'Solidariedade e cooperação': Venezuela reafirma relações com Cuba em meio a ameaças de Trump

A República Bolivariana da Venezuela divulgou neste domingo (11) um comunicado oficial reafirmando sua postura histórica em relação à República de Cuba, destacando os laços de cooperação e solidariedade entre os dois países caribenhos. A declaração foi publicada pelo chanceler Yván Gil em seu canal oficial no Telegram.
De acordo com o documento, a posição da Venezuela está alinhada com os princípios da Carta das Nações Unidas e do Direito Internacional, especialmente no que diz respeito ao "livre exercício da autodeterminação e da soberania nacional".

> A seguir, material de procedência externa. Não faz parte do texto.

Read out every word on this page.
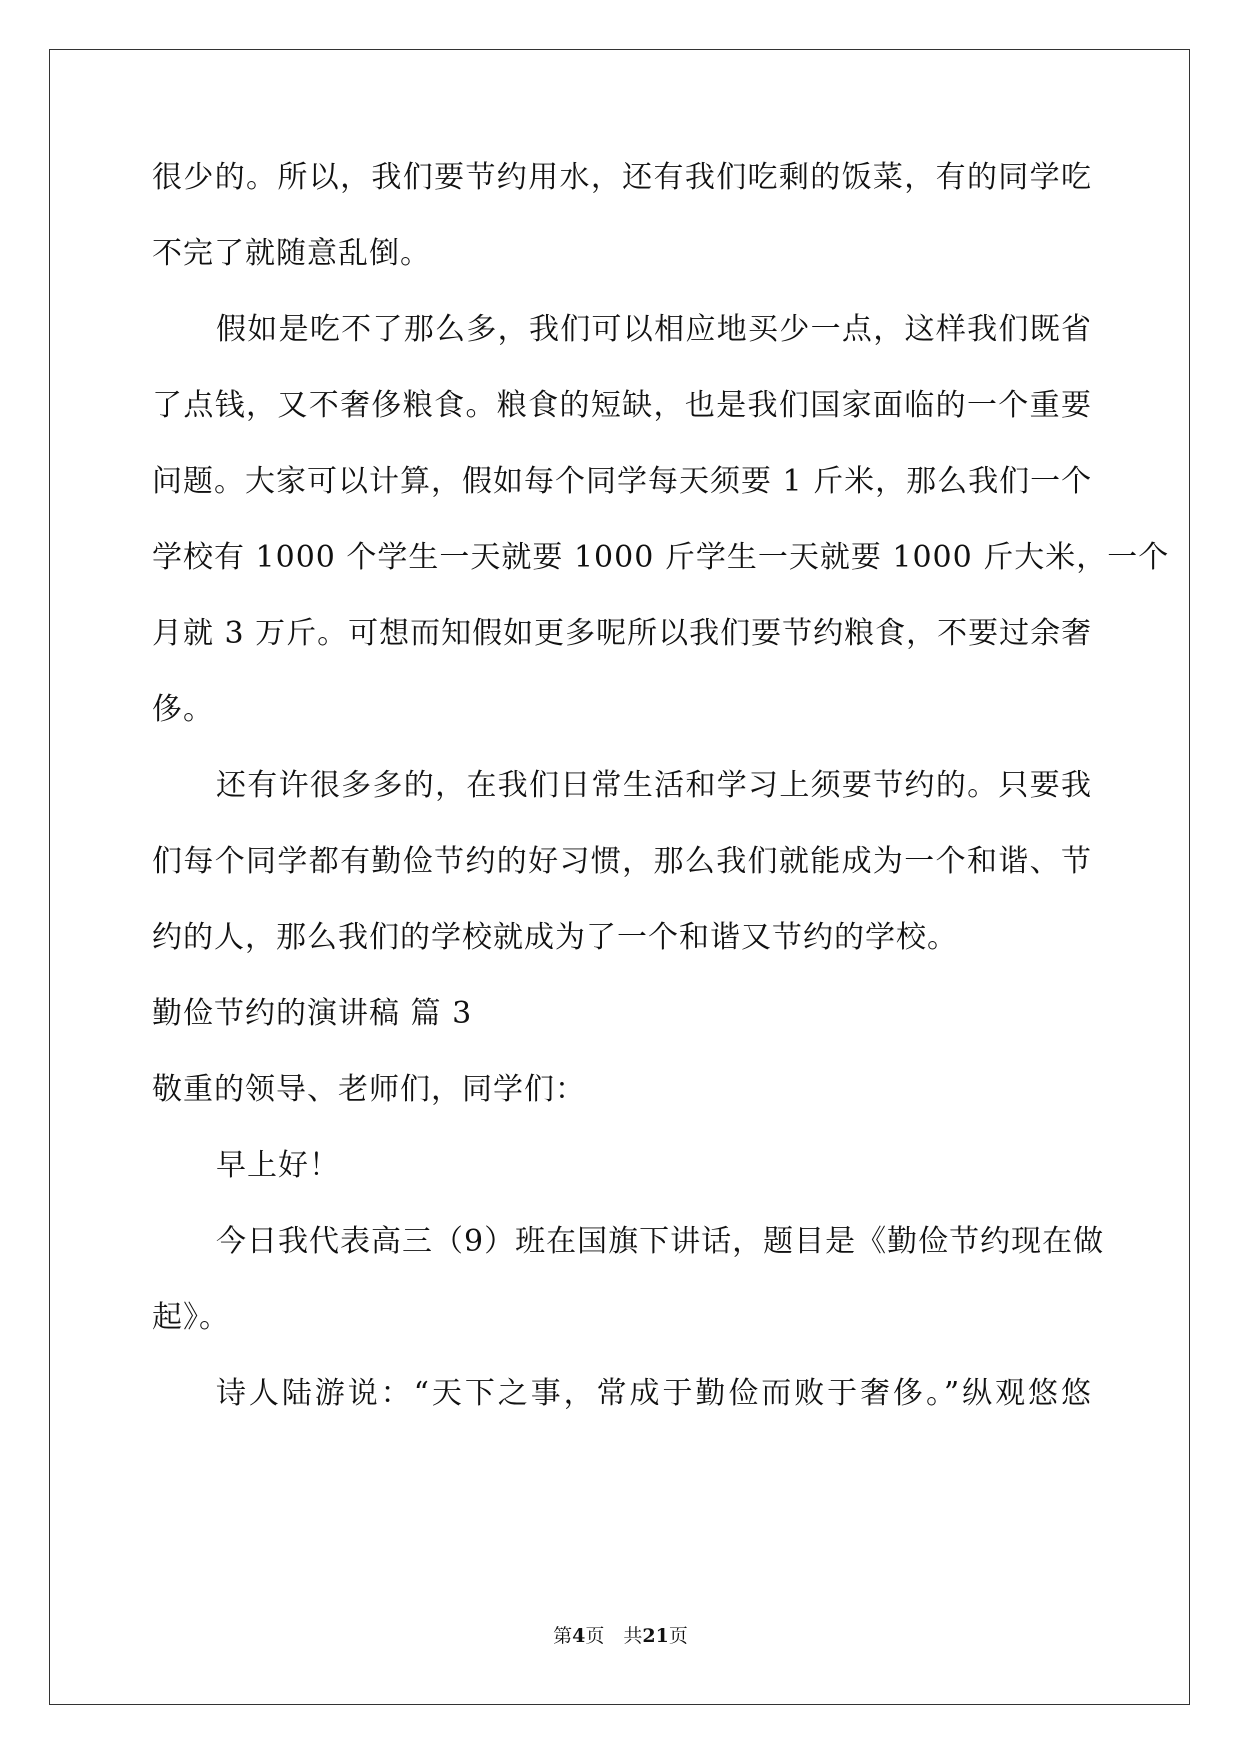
很少的。所以，我们要节约用水，还有我们吃剩的饭菜，有的同学吃

不完了就随意乱倒。

假如是吃不了那么多，我们可以相应地买少一点，这样我们既省

了点钱，又不奢侈粮食。粮食的短缺，也是我们国家面临的一个重要

问题。大家可以计算，假如每个同学每天须要 1 斤米，那么我们一个

学校有 1000 个学生一天就要 1000 斤学生一天就要 1000 斤大米，一个

月就 3 万斤。可想而知假如更多呢所以我们要节约粮食，不要过余奢

侈。

还有许很多多的，在我们日常生活和学习上须要节约的。只要我

们每个同学都有勤俭节约的好习惯，那么我们就能成为一个和谐、节

约的人，那么我们的学校就成为了一个和谐又节约的学校。

勤俭节约的演讲稿 篇 3

敬重的领导、老师们，同学们：

早上好！

今日我代表高三（9）班在国旗下讲话，题目是《勤俭节约现在做

起》。

诗人陆游说：“天下之事，常成于勤俭而败于奢侈。”纵观悠悠

第4页　共21页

O comunicado sublinha que as relações entre Caracas e Havana foram historicamente consolidadas com base "na irmandade, na solidariedade, na cooperação e na complementariedade", marcando a continuidade de uma aliança estratégica entre os governos bolivariano e cubano.
A chancelaria venezuelana também reiterou que as relações internacionais devem ser guiadas pelos princípios da não intervenção, da igualdade soberana entre os Estados e da autodeterminação dos povos. "Reiteramos que o diálogo político e diplomático é o único caminho para dirimir de maneira pacífica controvérsias de qualquer natureza", afirmou o governo em trecho do comunicado.
Ameaças de Trump
Em 11 de janeiro, o presidente dos EUA declarou em redes sociais que "Não haverá mais petróleo nem dinheiro para Cuba. Zero!". "Exorto-vos veementemente a chegar a um acordo antes que seja tarde demais", continuou.
Em sua declaração, ele contextualizou e "justificou" essa medida, afirmando que "Cuba viveu por muitos anos com grandes quantidades de petróleo e dinheiro provenientes da Venezuela". Segundo ele, "Em troca, Cuba forneceu serviços de segurança aos dois últimos 'ditadores venezuelanos', mas isso acabou!".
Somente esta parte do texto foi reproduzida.